Дотянувшись до ведущих сдвоенных колес, Жерар нащупал отверстия в дисках, между которыми нужно было зажать большой узел на конце троса, и, задыхаясь, вынырнул из нефтяной ванны.
Он схватил тряпку, которую заранее повесил на борт, вытер глаза. Нефть обжигала роговицу, и, когда он открыл глаза, боль сделалась нестерпимой. Но слезы, выступившие от боли, принесли облегчение: через минуту остались только неприятное ощущение масляной скользкой кожи да тошнотворный привкус нефти во рту.
Пришлось подождать, пока выровняется дыхание. Потом, дрожа от омерзения, он снова нырнул под грузовик. Главное было — не спешить, словно нормально работаешь где-нибудь в гараже. Спешка ничего не даст.
Металлические детали, резина колес — все, к чему он прикасался, было одинаково липким, и на ощупь почти не различалось. Ничего нельзя было опознать наверняка, не за что было ухватиться. Когда он вынырнул, чтобы перевести дух, полагая, что крепко зажал узел троса между дисками, трос остался в его руках, едва он за него потянул. Ему пришлось дважды все начинать сначала, и оба раза без толку. Перед третьей попыткой Жерар решил пять минут передохнуть.
Солнце уже высоко стояло в безоблачном небе Над поверхностью нефтяной лужи показались дрожащие струйки нагретого воздуха. Штурмер дошел до кабины, наклонился над щитком приборов, чтобы посмотреть, который час. Четверть девятого. С каждой минутой опасность возрастала. Он решил не делать передышки и вновь принялся за работу, не обращая внимания на стоны Джонни, раны которого начали гноиться под лучами солнца.
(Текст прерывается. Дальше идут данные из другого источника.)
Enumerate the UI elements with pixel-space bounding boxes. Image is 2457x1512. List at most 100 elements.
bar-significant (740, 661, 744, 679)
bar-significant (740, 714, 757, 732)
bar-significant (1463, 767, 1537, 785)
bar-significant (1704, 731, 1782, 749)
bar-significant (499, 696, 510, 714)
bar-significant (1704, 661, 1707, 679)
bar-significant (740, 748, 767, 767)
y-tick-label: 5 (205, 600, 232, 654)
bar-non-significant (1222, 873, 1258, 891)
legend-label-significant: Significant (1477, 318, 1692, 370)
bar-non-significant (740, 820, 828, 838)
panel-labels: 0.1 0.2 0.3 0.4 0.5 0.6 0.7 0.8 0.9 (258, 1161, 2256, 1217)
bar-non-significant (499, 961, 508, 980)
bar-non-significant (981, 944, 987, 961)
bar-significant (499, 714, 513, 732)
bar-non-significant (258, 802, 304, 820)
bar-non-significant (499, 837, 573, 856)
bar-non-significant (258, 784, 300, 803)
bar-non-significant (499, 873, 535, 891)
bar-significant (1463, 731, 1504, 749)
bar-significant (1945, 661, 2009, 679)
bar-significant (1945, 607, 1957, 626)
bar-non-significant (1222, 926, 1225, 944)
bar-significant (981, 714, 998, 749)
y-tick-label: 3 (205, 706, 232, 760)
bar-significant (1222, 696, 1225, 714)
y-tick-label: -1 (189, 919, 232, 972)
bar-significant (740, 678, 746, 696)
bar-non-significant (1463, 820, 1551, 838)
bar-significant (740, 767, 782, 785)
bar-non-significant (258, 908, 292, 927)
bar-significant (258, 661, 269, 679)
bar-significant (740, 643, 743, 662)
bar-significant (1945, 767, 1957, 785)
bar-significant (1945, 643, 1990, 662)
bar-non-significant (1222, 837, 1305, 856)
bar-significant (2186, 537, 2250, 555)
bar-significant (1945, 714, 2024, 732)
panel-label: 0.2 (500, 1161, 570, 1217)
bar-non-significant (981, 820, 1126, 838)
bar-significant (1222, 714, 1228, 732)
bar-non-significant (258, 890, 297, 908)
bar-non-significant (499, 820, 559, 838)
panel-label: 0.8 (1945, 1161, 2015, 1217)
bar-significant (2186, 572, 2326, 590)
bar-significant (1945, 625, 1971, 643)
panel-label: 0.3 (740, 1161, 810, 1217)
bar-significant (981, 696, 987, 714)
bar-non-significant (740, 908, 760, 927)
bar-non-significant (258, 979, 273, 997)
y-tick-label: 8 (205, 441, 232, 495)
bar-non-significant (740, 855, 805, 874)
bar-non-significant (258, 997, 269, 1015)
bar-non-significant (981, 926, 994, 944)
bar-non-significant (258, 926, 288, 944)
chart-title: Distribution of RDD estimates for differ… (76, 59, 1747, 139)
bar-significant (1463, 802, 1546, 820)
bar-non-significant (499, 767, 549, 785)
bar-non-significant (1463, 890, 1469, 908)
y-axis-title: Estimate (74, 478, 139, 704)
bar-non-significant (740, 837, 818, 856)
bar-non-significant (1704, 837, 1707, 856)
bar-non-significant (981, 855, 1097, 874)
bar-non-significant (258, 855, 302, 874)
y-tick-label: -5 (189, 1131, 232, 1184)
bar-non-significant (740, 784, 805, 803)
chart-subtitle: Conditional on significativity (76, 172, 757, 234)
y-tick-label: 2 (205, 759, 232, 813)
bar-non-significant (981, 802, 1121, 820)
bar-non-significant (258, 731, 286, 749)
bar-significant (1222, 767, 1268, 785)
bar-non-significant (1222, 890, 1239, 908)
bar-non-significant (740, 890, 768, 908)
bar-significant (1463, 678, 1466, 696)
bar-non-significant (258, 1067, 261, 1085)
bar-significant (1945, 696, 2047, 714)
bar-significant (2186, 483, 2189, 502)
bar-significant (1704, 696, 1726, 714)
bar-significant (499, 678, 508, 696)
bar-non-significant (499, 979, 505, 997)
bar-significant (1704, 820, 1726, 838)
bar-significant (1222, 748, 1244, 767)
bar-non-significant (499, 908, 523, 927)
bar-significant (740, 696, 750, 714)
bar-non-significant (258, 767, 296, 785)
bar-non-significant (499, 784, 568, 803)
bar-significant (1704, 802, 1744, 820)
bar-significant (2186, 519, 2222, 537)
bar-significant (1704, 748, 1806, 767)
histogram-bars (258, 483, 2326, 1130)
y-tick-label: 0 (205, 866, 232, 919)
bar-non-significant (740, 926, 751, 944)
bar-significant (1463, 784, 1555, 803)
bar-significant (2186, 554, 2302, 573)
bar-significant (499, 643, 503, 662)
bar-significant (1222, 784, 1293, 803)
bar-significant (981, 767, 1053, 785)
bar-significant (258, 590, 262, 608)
На третий раз получилось. И тут же он сообразил, как с первой попытки закрепить трос с другой стороны. Через десять минут и эта часть работы была сделана. Осталось лишь вбить ломы. Точно по оси, говорил Джонни, — конечно, по оси, — по той линии, что идет через сочленения дисков сдвоенных ведущих колес. Это было несложно: на грузовиках такого типа задний мост немного шире переднего.
Вбить лом в одиночку тоже оказалось вполне под силу бывшему золотоискателю. Штурмер вырыл киркой ямку, точно определив ее положение тросом: в натянутом положении трос не должен был задевать ни внутреннего, ни внешнего баллона заднего колеса.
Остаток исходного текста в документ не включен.